Her time at university has also had a lasting, complex influence on the way her identity continues to be shaped.
“[I]n Mississauga I was younger and more naive to many things, whereas in university I developed a much more critical eye and became equipped with the terminology to point at things and call them what they are. In Mississauga, I was mostly concerned with fitting in, but in university I had to deal with the fact that, for some people, I never would. Luckily, I found a group of friends at university who were on the fringe for their own reasons, and though our pains were better articulated, so were our joys.”
She appreciates the contrasts of her experiences, which pour out over the pages of her new novel. It often feels like a hand from her past life is reaching out from those pages and shaking the reader out of their comfort zone.

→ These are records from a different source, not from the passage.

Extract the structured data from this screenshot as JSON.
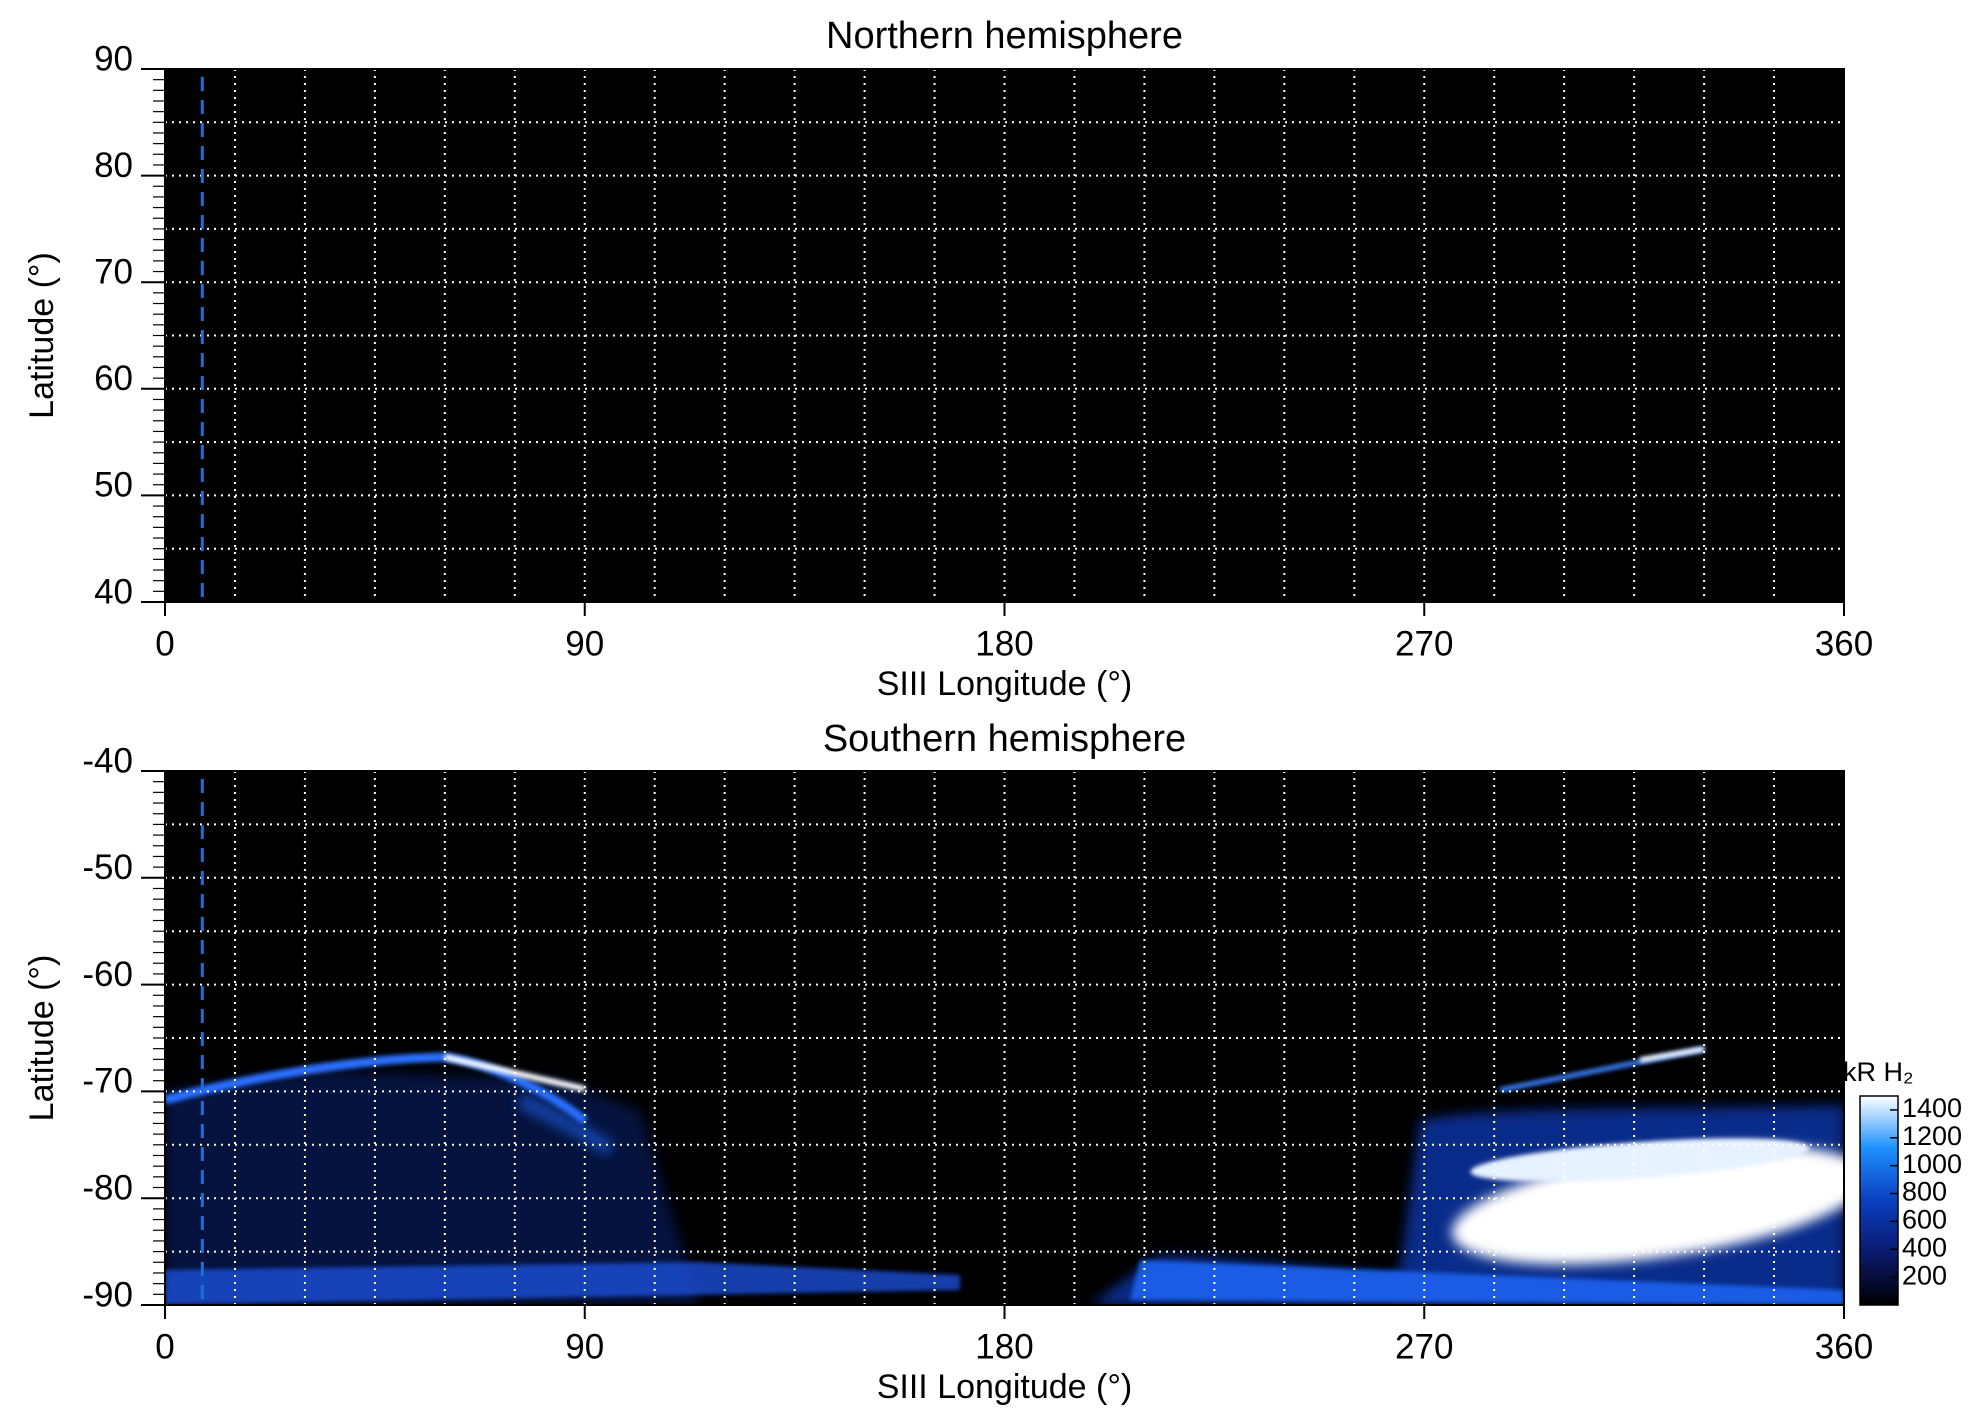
{
  "chart_data": [
    {
      "type": "heatmap",
      "title": "Northern hemisphere",
      "x_label": "SIII Longitude (°)",
      "y_label": "Latitude (°)",
      "xlim": [
        0,
        360
      ],
      "xticks": [
        0,
        90,
        180,
        270,
        360
      ],
      "ylim": [
        40,
        90
      ],
      "yticks": [
        40,
        50,
        60,
        70,
        80,
        90
      ],
      "xgrid_step": 15,
      "ygrid_step": 5,
      "yminor_step": 1,
      "marker_longitude": 8,
      "marker_color": "#1f6fd6"
    },
    {
      "type": "heatmap",
      "title": "Southern hemisphere",
      "x_label": "SIII Longitude (°)",
      "y_label": "Latitude (°)",
      "xlim": [
        0,
        360
      ],
      "xticks": [
        0,
        90,
        180,
        270,
        360
      ],
      "ylim": [
        -90,
        -40
      ],
      "yticks": [
        -90,
        -80,
        -70,
        -60,
        -50,
        -40
      ],
      "xgrid_step": 15,
      "ygrid_step": 5,
      "yminor_step": 1,
      "marker_longitude": 8,
      "marker_color": "#1f6fd6",
      "colorbar": {
        "label": "kR H₂",
        "lim": [
          0,
          1500
        ],
        "ticks": [
          200,
          400,
          600,
          800,
          1000,
          1200,
          1400
        ]
      }
    }
  ]
}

“Anaa always had a feeling that she was just playing along in Canada, be it with her friends or her family, never truly able to be herself, never able to visualize the kind of life she wanted. While I’ve been fortunate enough to identify as a Sauga city girl at heart, I also empathize with the fact that for second-or third-gen immigrants in Canada, it can be hard to feel like you really belong anywhere, stuck in a kind of limbo between cultures. As a consequence, Anaa and I share a yearning for more, to experience the world and ourselves more deeply beyond the place where we grew up, beyond the usual prescriptive cultural texts.”
Is that why she ultimately left?
“It wasn’t so much a choice as it was a sudden instinct to turn off my location filters when I was looking for a job. I had been looking for jobs in the GTA before that and probably would’ve stayed if I’d gotten one. I actually hardly knew anything about Portugal but was eager to try something new…
“Of course, I wrote Anaa’s qualms so I understand them all, and I know Canada is far from a perfect place, but unlike her I’m a bit more careful not to idealize Europe as some sort of antidote. Everywhere has its problems. I do think it’s healthy to pursue beauty and authenticity, however, and I can attest to the fact that you really do learn a lot about yourself when you’re far from everything that once defined you.”
In the end, Siddiqui leaves readers with an idea of young romantic relationships, and the search for one’s identity within them, without pretending to know what lies ahead.
“I think it's a very loving thing to leave someone alone and let them grow.”